To model the application fleet, we consider it to contain an autoscaled fleet of Amazon EC2 instances that runs the application in docker. Let’s model this in CDK:

export default class ApplicationFleetStack extends cdk.Stack {
 constructor(scope: cdk.Contruct, id: string, props?: cdk.Props) {
   // shared between all stacks
   const vpc = new ec2.Vpc(this, "Blue-Green-VPC");
   const asg = new autoscaling.AutoScalingGroup(this, "ASG", {
     vpc,
     instanceType: ec2.InstanceType.of(
       ec2.InstanceClass.BURSTABLE2,
       ec2.InstanceSize.MICRO
     ),
     machineImage: new ec2.AmazonLinuxImage(),
   });
 
   new cdk.CfnOutput(this, "fleetArn", {
     value: asg.arn,
     exportName: "fleetArn",
   });
 }
}

The above CDK code creates an Auto Scaling Group within AWS, which also creates an underlying launch template.

Load Balancers

AWS offers managed application (L7) load balancers as a service: ALB. Spin up a single ALB with a listener on port 80 for receiving external traffic. In CDK, it would look something like this:

export default class LoadBalancerStack extends cdk.Stack {
 constructor(scope: cdk.Contruct, id: string, props?: cdk.Props) {
   // shared between all stacks
   const vpc = new ec2.Vpc(this, "Blue-Green-VPC");
   const lb = new elbv2.ApplicationLoadBalancer(this, "LB", {
     vpc,
     internetFacing: true,
   });
 
   const listener = lb.addListener("Listener", { port: 3000 });
 
   const tg = new elbv2.ApplicationTargetGroup(this, "TG", {
     targetType: elbv2.TargetType.INSTANCE,
     port: 80,
     vpc,
   });
 
   new cdk.CfnOutput(this, "loadBalancerEndpoint", {
     value: lb.loadBalancerDnsName,
     exportName: "endpoint",
   });
 
   new cdk.CfnOutput(this, "targetGroupArn", {
     value: tg.arn,
     exportName: "targetGroupArn",
   });
 }
}

Combine The Components To Form An Initial Setup

Spin up one application fleet and a load balancer to have an initial setup.
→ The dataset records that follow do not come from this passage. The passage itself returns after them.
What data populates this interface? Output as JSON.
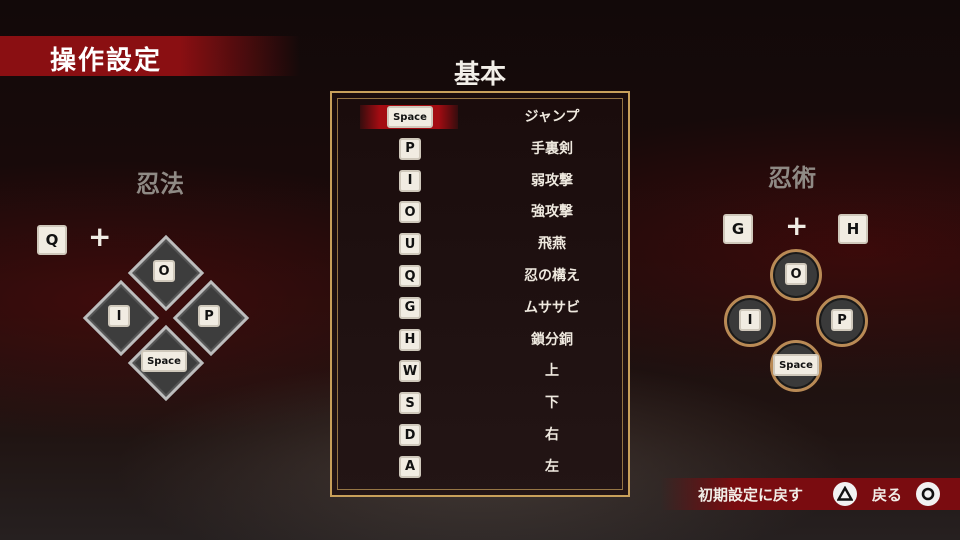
{
  "header": {
    "title": "操作設定"
  },
  "tab": {
    "title": "基本"
  },
  "bindings": [
    {
      "key": "Space",
      "action": "ジャンプ"
    },
    {
      "key": "P",
      "action": "手裏剣"
    },
    {
      "key": "I",
      "action": "弱攻撃"
    },
    {
      "key": "O",
      "action": "強攻撃"
    },
    {
      "key": "U",
      "action": "飛燕"
    },
    {
      "key": "Q",
      "action": "忍の構え"
    },
    {
      "key": "G",
      "action": "ムササビ"
    },
    {
      "key": "H",
      "action": "鎖分銅"
    },
    {
      "key": "W",
      "action": "上"
    },
    {
      "key": "S",
      "action": "下"
    },
    {
      "key": "D",
      "action": "右"
    },
    {
      "key": "A",
      "action": "左"
    }
  ],
  "selected_index": 0,
  "ninpo": {
    "title": "忍法",
    "modifier": "Q",
    "plus": "+",
    "keys": {
      "top": "O",
      "left": "I",
      "right": "P",
      "bottom": "Space"
    }
  },
  "ninjutsu": {
    "title": "忍術",
    "modifier1": "G",
    "plus": "+",
    "modifier2": "H",
    "keys": {
      "top": "O",
      "left": "I",
      "right": "P",
      "bottom": "Space"
    }
  },
  "footer": {
    "reset_label": "初期設定に戻す",
    "reset_icon": "triangle-icon",
    "back_label": "戻る",
    "back_icon": "circle-icon"
  },
  "colors": {
    "accent": "#8a0f12",
    "frame": "#c8a05a"
  }
}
Collect the ARN of the load balancer target group and the autoscaling group that the fleet utilizes from the CDK output.

import AWS from "aws-sdk";
 
const fleetName = "fleet-1";
const TGArn = "arn:aws.....";
 
const autoscalingSdk = new AWS.AutoScaling();
 
await autoscalingSdk
 .attachLoadBalancerTargetGroups({
   TargetGroupARNs: [TGArn],
   AutoScalingGroupName: fleetName,
 })
 .promise();

New Version Released! Time To Upgrade!

Now you have a new version of the product! Time to upgrade the system.
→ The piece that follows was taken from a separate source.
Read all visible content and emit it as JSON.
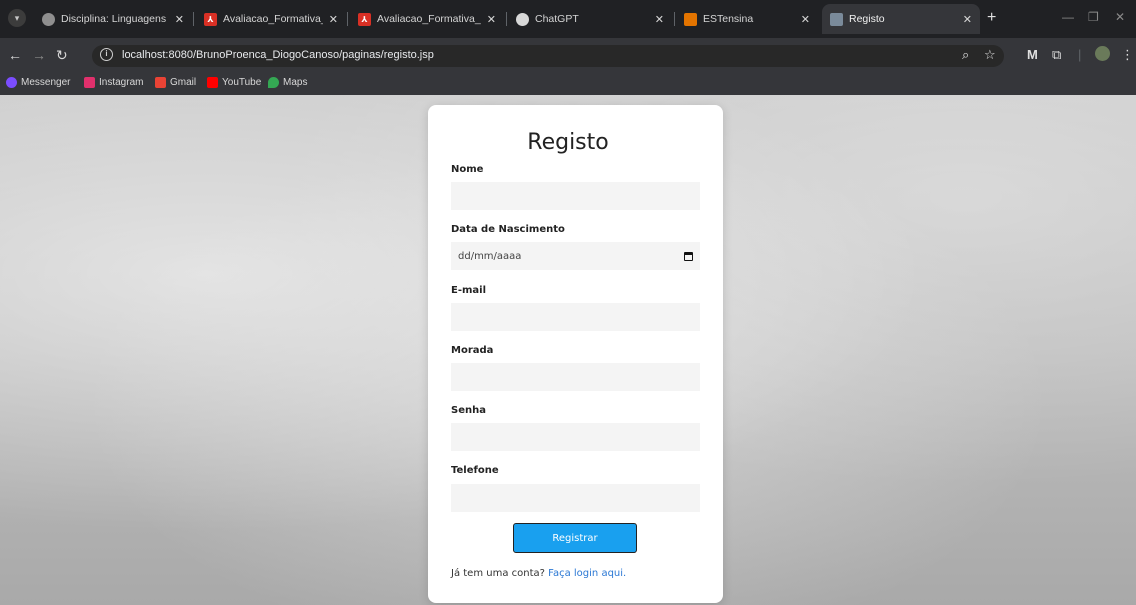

First, spin up a new application fleet with the latest version using the previous code snippet. Then we can let the Blue Green process begin.

Note down the name of the AutoScaling Group of the new application fleet.

Attach The Fleet to Receive traffic

First, we have to attach a new fleet to the load balancer. This action will be similar to the initial setup.

const newFleetName = "fleet-2";
 
await autoscalingSdk
 .attachLoadBalancerTargetGroups({
   TargetGroupARNs: [TGArn],
   AutoScalingGroupName: newFleetName,
 })
 .promise();

And just like that, application traffic is now being sent to the new version of the application. Because both autoscaling groups are currently attached, the traffic is being split 50/50.

Detach the legacy Fleet

Now that traffic is being sent to the new fleet. We can drain the old fleet.

const oldFleetName = "fleet-1";
 
await autoscalingSdk
 .detachLoadBalancerTargetGroups({
   TargetGroupARNs: [TGArn],
   AutoScalingGroupName: oldFleetName,
 })
 .promise();

Wait 120 seconds (NodeJS express HTTP connection default time)......

And there it goes. All application traffic is now being sent to the new version of the application. This deployment was a success. Unless...

⚠️ The New Application is Failing ⚠️

Not all deployments are successful, and a missing semicolon could ruin your day. Now what? What happens if the new application fleet is defective? This is the magic of Blue Green. We can simply send traffic back to the old deployment!

First, attach the old fleet to the load balancer.

const oldFleetName = "fleet-1";
 
await autoscalingSdk
 .attachLoadBalancerTargetGroups({
   TargetGroupARNs: [TGArn],
   AutoScalingGroupName: oldFleetName,
 })
 .promise();

Immediately after, detach the new application fleet.

const newFleetName = "fleet-2";
 
await autoscalingSdk
 .dettachLoadBalancerTargetGroups({
   TargetGroupARNs: [TGArn],
   AutoScalingGroupName: newFleetName,
 })
 .promise();

Now wait 2 minutes, and all your customers will be served with the older stable fleets again.